Nurses at Armstrong County Memorial Hospital have voted overwhelmingly to strike, leaving the decision in the hands of the union bargaining committee to give the hospital a 10-day notice of a walkout.
A three-year contract with ACMH Nurses United expired in July, with staff recruitment and retention at the center of the negotiations, the union said. On Wednesday, nurses voted by a 94% margin to authorize a strike.
The hospital said it had made a contract offer that would raise average wages over 15% over three years and also criticized the possible work stoppage.
“A threatened work stoppage does not help either side in a negotiation, nor the residents of the community that we serve and who are in need,” Anne Remaley, Vice President of Human Resources, said in a prepared statement. “We need to continue to meet the health care needs of this community, today, tomorrow and into the future.”
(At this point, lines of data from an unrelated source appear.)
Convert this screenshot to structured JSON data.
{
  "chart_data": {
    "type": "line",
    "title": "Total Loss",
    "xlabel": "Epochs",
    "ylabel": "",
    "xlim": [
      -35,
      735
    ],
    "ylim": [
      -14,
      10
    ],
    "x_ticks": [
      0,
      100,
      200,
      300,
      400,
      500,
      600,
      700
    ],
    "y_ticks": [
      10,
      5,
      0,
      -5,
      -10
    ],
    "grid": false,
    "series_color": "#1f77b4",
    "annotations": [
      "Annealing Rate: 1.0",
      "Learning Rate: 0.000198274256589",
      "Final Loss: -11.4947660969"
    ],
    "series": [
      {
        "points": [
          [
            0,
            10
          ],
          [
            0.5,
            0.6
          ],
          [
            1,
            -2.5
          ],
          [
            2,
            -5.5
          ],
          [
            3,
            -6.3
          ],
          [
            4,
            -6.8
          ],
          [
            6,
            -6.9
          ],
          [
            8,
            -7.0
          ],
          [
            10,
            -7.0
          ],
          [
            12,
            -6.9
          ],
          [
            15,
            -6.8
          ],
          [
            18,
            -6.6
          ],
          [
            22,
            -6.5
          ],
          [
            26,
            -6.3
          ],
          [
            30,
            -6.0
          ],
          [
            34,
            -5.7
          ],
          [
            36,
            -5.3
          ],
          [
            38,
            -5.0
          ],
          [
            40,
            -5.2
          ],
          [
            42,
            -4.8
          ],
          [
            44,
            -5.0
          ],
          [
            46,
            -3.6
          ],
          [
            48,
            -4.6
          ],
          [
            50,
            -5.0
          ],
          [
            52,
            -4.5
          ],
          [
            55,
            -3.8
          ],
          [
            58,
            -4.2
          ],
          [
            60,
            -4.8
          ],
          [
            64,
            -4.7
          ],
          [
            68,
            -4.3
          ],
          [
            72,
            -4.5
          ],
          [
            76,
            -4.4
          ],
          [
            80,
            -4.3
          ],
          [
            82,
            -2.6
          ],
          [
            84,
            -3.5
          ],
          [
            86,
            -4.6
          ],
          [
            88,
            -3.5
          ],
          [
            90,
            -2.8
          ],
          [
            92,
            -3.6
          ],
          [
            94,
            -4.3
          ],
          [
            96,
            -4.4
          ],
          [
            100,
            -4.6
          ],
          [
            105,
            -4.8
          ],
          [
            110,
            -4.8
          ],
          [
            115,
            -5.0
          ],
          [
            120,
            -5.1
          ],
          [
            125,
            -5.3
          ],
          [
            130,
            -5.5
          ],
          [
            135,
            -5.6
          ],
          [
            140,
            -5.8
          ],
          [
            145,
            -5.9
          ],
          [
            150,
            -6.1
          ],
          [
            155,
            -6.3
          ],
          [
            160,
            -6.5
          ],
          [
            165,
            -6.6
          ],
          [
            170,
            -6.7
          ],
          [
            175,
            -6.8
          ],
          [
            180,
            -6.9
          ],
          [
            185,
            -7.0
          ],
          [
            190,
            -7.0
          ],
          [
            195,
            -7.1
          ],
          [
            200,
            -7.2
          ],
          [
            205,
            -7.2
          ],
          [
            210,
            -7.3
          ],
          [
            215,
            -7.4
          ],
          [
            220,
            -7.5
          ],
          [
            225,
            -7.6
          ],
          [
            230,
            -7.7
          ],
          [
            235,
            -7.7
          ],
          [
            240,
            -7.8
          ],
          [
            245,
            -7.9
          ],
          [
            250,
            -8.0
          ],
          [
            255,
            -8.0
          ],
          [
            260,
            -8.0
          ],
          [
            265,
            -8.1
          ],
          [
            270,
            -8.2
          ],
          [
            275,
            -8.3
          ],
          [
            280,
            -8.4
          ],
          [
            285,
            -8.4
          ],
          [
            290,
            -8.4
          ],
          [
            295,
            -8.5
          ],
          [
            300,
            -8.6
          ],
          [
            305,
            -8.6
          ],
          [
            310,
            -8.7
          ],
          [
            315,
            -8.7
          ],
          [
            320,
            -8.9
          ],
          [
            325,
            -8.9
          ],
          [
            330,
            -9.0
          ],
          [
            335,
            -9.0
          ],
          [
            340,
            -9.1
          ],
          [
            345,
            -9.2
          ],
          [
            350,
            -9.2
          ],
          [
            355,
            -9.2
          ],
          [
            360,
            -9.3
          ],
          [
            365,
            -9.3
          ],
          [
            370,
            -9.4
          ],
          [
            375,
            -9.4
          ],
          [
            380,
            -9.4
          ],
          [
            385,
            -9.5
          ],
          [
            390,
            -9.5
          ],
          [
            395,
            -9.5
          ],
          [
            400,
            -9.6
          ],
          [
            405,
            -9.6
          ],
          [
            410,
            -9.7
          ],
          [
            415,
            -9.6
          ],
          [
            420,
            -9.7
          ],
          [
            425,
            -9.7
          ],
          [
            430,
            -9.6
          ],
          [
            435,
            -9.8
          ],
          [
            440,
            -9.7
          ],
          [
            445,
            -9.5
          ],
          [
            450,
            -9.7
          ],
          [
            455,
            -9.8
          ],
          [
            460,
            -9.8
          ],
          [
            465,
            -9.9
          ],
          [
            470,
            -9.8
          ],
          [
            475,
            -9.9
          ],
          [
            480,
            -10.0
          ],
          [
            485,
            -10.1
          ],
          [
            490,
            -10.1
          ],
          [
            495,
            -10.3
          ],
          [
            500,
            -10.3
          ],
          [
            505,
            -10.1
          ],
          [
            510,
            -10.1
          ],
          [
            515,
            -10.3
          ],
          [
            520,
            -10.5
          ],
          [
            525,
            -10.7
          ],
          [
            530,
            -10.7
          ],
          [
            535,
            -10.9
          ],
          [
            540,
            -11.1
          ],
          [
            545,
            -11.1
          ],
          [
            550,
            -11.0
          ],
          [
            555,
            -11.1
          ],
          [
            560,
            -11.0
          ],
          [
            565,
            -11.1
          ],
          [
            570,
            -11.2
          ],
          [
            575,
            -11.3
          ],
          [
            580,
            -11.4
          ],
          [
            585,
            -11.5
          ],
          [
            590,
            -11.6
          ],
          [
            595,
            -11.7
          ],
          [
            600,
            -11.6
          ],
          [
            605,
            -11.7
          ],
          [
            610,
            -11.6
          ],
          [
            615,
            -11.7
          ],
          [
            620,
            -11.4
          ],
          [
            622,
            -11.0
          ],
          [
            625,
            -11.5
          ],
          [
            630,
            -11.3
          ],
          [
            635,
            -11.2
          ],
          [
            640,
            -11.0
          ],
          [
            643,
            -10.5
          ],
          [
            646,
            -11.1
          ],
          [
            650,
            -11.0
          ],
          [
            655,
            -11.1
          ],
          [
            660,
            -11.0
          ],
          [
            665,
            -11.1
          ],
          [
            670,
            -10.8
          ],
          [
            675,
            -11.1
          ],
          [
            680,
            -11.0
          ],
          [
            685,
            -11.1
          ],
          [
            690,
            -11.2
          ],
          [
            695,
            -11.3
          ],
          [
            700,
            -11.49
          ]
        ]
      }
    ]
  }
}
For nurses, the core issue was staffing.
“We want to provide excellent care and we can’t do that when we aren’t staffed appropriately and nurses are assigned too many patients at once,” Cassie Wood, a registered nurse and president of ACMH Nurses United, said in a prepared statement. “This isn’t a problem without a solution — the hospital can commit the necessary resources to the front lines, something a lot of hospitals are already doing.”
The strike authorization vote allows the union’s bargaining committee to issue a 10-day strike notice to the hospital if it deems it necessary.
ACMH Nurses United, which represents 213 nurses at Armstrong Memorial, is an affiliate of the Philadelphia-based Pennsylvania Association of Staff Nurses and Allied Professionals, which represents more than 9,000 nurses and health care workers in the state. The strike vote at Armstrong County Memorial Hospital came the same week that PASNAP and other health care unions lobbied lawmakers in Harrisburg for passage of the Patient Safety Act, which would set nurse to patient staffing standards.
The bill, which has 105 co-sponsors in the House, has been hung up in the House Health Committee, which is chaired by Rep. Kathy L. Rapp, a Republican from Warren, PASNAP spokeswoman said. The bill can’t come up for a vote before it comes out of committee.